8. Drive M&A integration execution and maintain momentum.
To operationalize and execute upon the guiding principles and strategy set forth for the combined company, integration leaders will leverage the integration work plans and the other previously discussed documents (e.g., workstream charters, operating model and organization structure). The integration workplans will establish the major milestones of the program and allow the functional leads, IMO and executives to track against the status of the program.
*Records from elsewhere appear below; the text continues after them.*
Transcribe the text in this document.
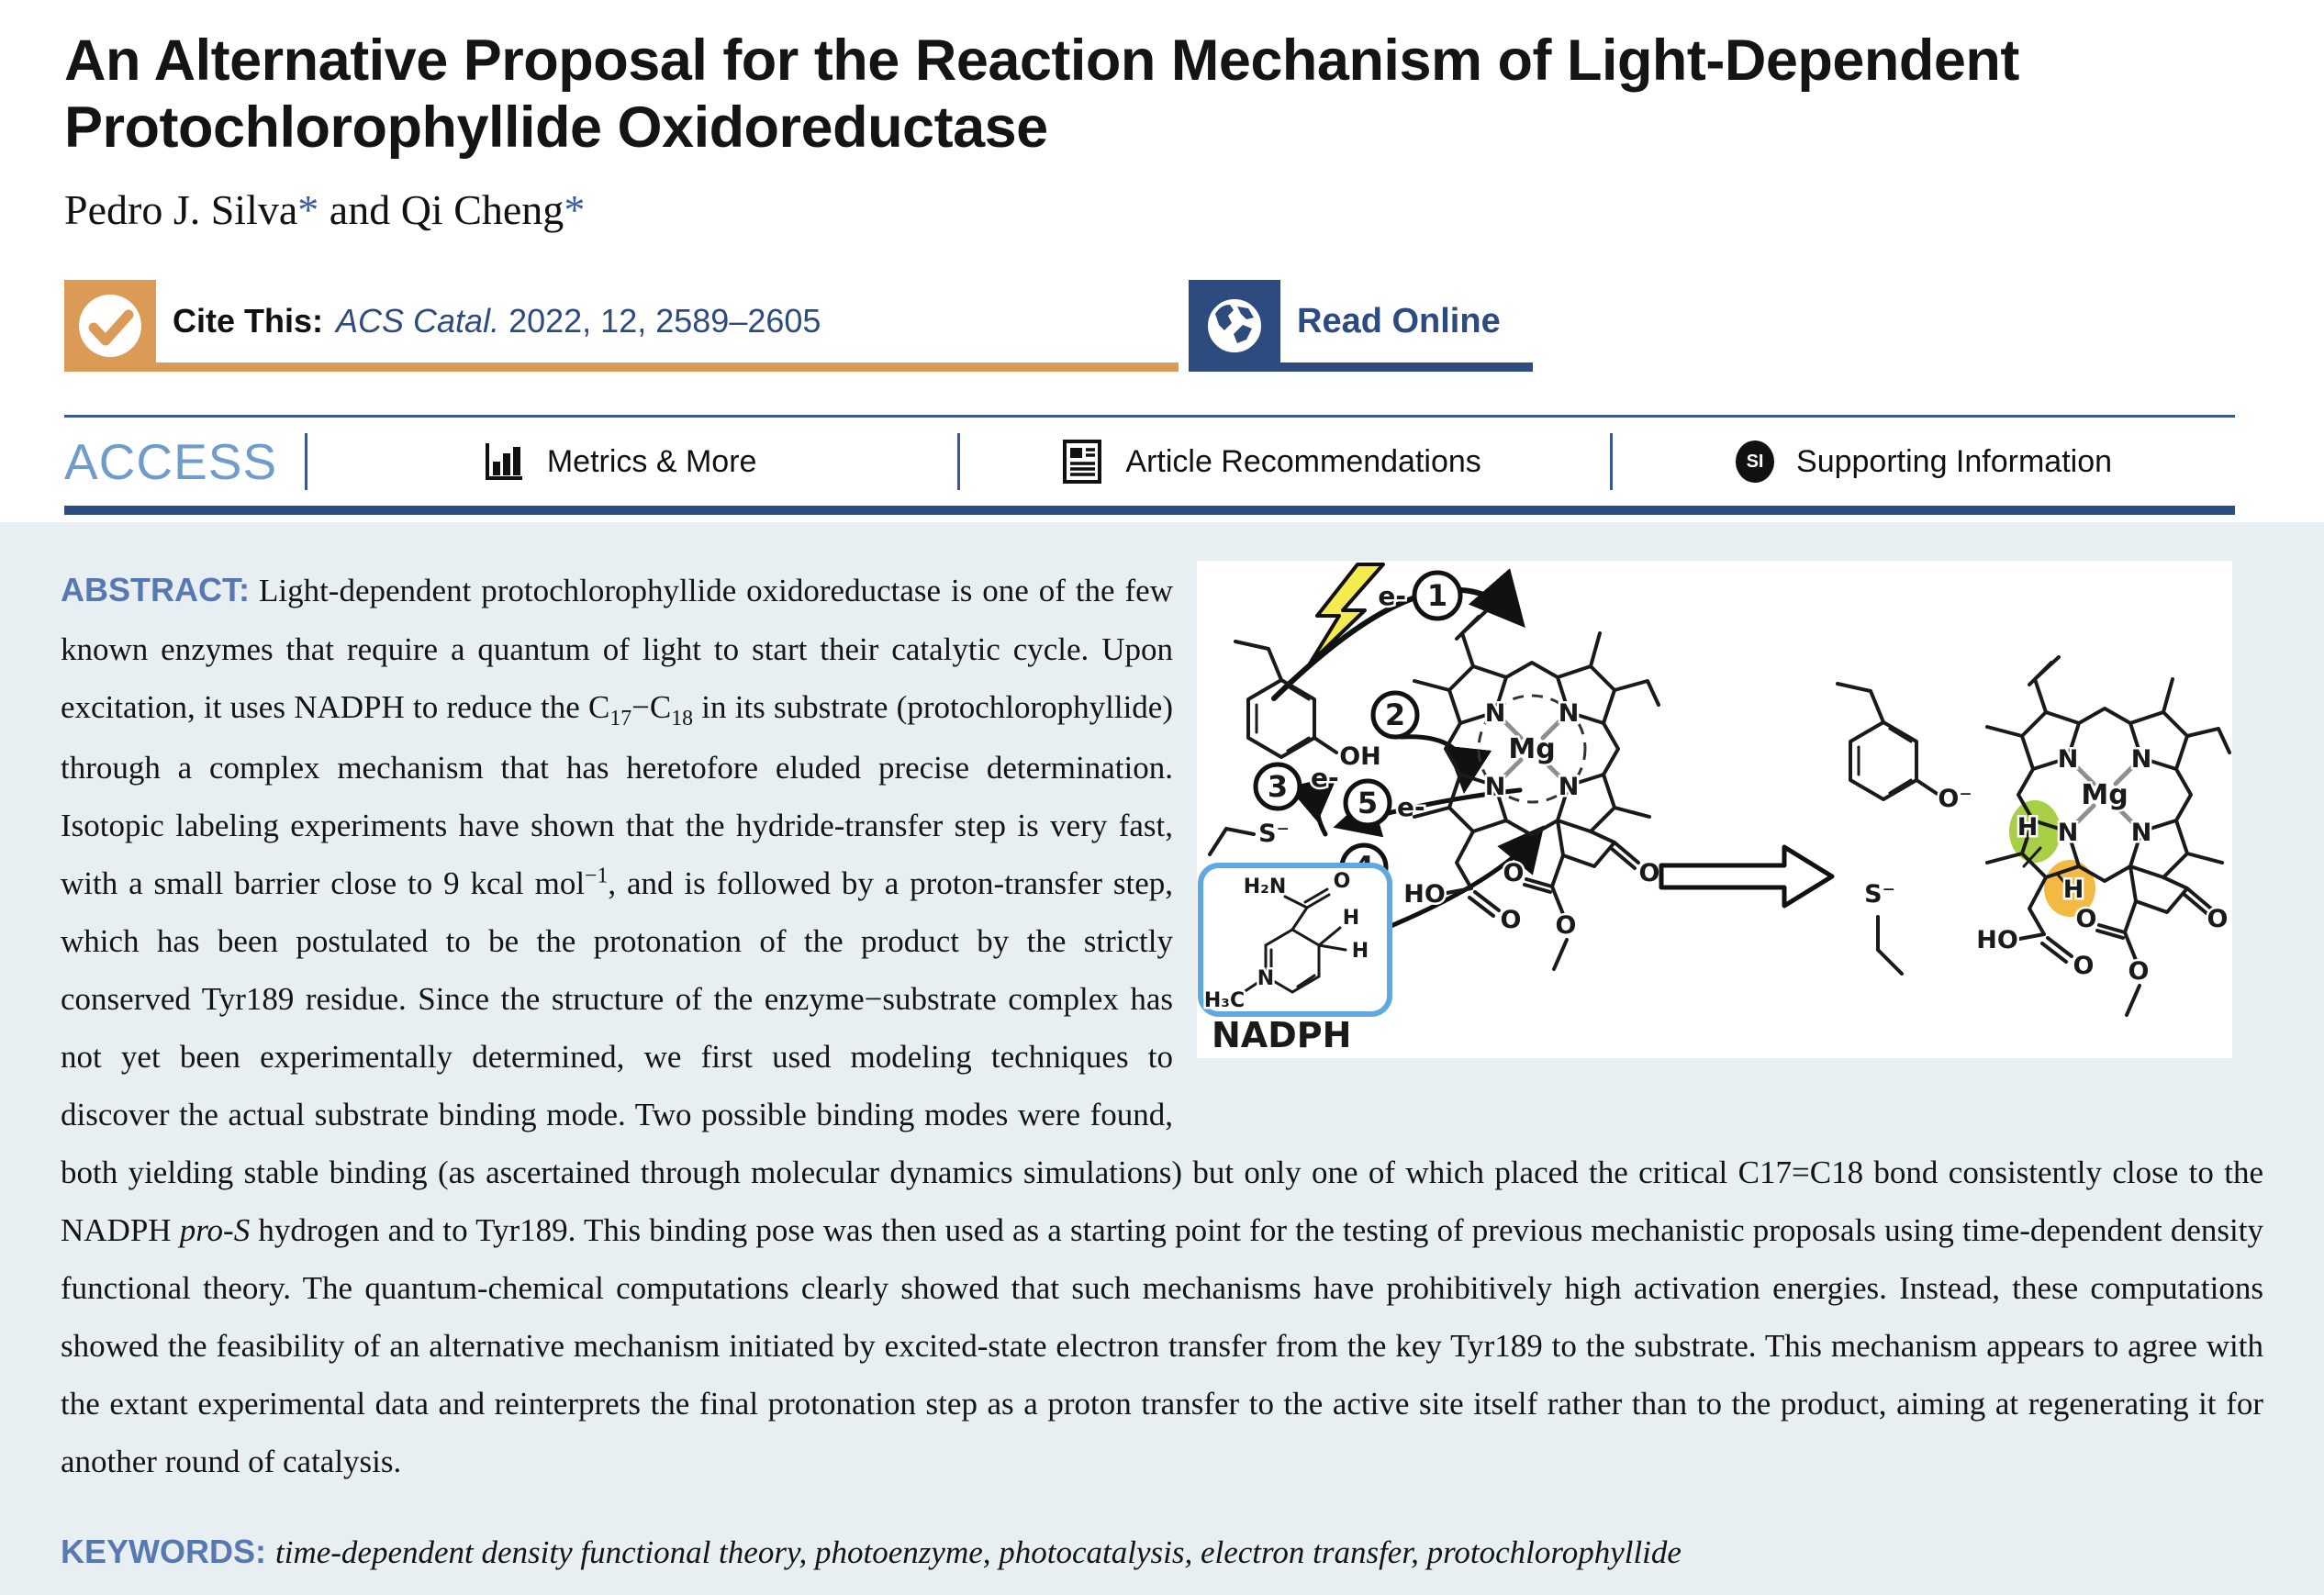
An Alternative Proposal for the Reaction Mechanism of Light-Dependent Protochlorophyllide Oxidoreductase
Pedro J. Silva* and Qi Cheng*
Cite This: ACS Catal. 2022, 12, 2589–2605	Read Online
ACCESS	Metrics & More	Article Recommendations	SI	Supporting Information
1
2
3 5
e-
e-
e-
OH
S⁻
N N
N N
Mg
HO
O
O
O
O
N
H₃C
H₂N O
H
H
NADPH
O⁻
S⁻
N N
N N
Mg
H
H
HO
O
O
O
O

ABSTRACT: Light-dependent protochlorophyllide oxidoreductase is one of the few known enzymes that require a quantum of light to start their catalytic cycle. Upon excitation, it uses NADPH to reduce the $C_{17}-C_{18}$ in its substrate (protochlorophyllide) through a complex mechanism that has heretofore eluded precise determination. Isotopic labeling experiments have shown that the hydride-transfer step is very fast, with a small barrier close to 9 kcal mol$^{-1}$, and is followed by a proton-transfer step, which has been postulated to be the protonation of the product by the strictly conserved Tyr189 residue. Since the structure of the enzyme−substrate complex has not yet been experimentally determined, we first used modeling techniques to discover the actual substrate binding mode. Two possible binding modes were found, both yielding stable binding (as ascertained through molecular dynamics simulations) but only one of which placed the critical C17=C18 bond consistently close to the NADPH pro-S hydrogen and to Tyr189. This binding pose was then used as a starting point for the testing of previous mechanistic proposals using time-dependent density functional theory. The quantum-chemical computations clearly showed that such mechanisms have prohibitively high activation energies. Instead, these computations showed the feasibility of an alternative mechanism initiated by excited-state electron transfer from the key Tyr189 to the substrate. This mechanism appears to agree with the extant experimental data and reinterprets the final protonation step as a proton transfer to the active site itself rather than to the product, aiming at regenerating it for another round of catalysis.

KEYWORDS: time-dependent density functional theory, photoenzyme, photocatalysis, electron transfer, protochlorophyllide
Dashboards and executive summaries are among the tools that can help achieve these tasks and modulate the pace of the integration while obtaining a view of how the program is progressing. Depending on the size and speed of the transaction, these tools can vary from being simply graphs and charts managed manually to automated, integrated solutions, such as EY Capital Edge, a real-time data analytics platform that provides a full suite of capabilities required to help manage a transaction and capture deal value.
It is critical that the IMO constantly coordinates workstreams and drives momentum throughout the integration. Stagnancy during an integration can rapidly deplete value. Financial markets often expect early signs of value capture from the deal, and employees who are already facing heightened levels of change and uncertainty can interpret integration holdups as a sign of instability. It is imperative for the IMO to move the organization as quickly as possible through the integration milestones to meet deadlines and capture value while guiding the team through uncertainty, facilitating decisions and breaking down roadblocks.
M&A Activity
89%of respondents expect to actively pursue a transaction over the next 12 months, with 46% looking to buy assets, 34% looking to divest, and 58% looking to enter a joint venture (JV) or strategic alliance, according to the EY CEO Outlook Pulse, January 2023.
9. Focus on culture, change management and communications.
Successful deals that capitalize on value drivers and satisfy investors have usually placed a proper focus on cultural integration. Protecting and retaining talent, adherence to guiding principles and avoiding potential pitfalls that may undermine the most well-planned deals can be seen as intangible by some. Nevertheless, these factors are of high importance. For the IMO, here are a few key points to remember:
- Merging cultures is challenging but, if done well, can create an amazing company by leveraging the key aspects of each organization to drive a powerfully aligned end state.
- Creating an environment that inspires and motivates employees has the additional benefit of spreading to the experience of your customers.
An M&A integration will encompass a diverse set of stakeholders. The integration leader is the SteerCo’s eyes and ears, acting as both the executives’ window into the integration and the functional leads’ primary source of access to upper management. It is essential for the IMO to confidently and tactically manage upward, knowing when to escalate issues and potential risks to the executive level, when to delegate authority down and when to make decisions as an executive proxy.
Further, the IMO will need to focus on change management and communication to motivate the core integration team and to confirm that the broader organization is supportive and ready for the pace of change. A significant number of changes could occur throughout the integration that may affect people, processes or technology. The IMO may need to reduce uncertainty, provide clear leadership and effectively communicate the rationale for the decisions to all stakeholders, as applicable.
Shelley Gupta of Ernst & Young LLP, contributed to this article.
Summary
A rigorous M&A integration approach can increase the speed and realization of deal success.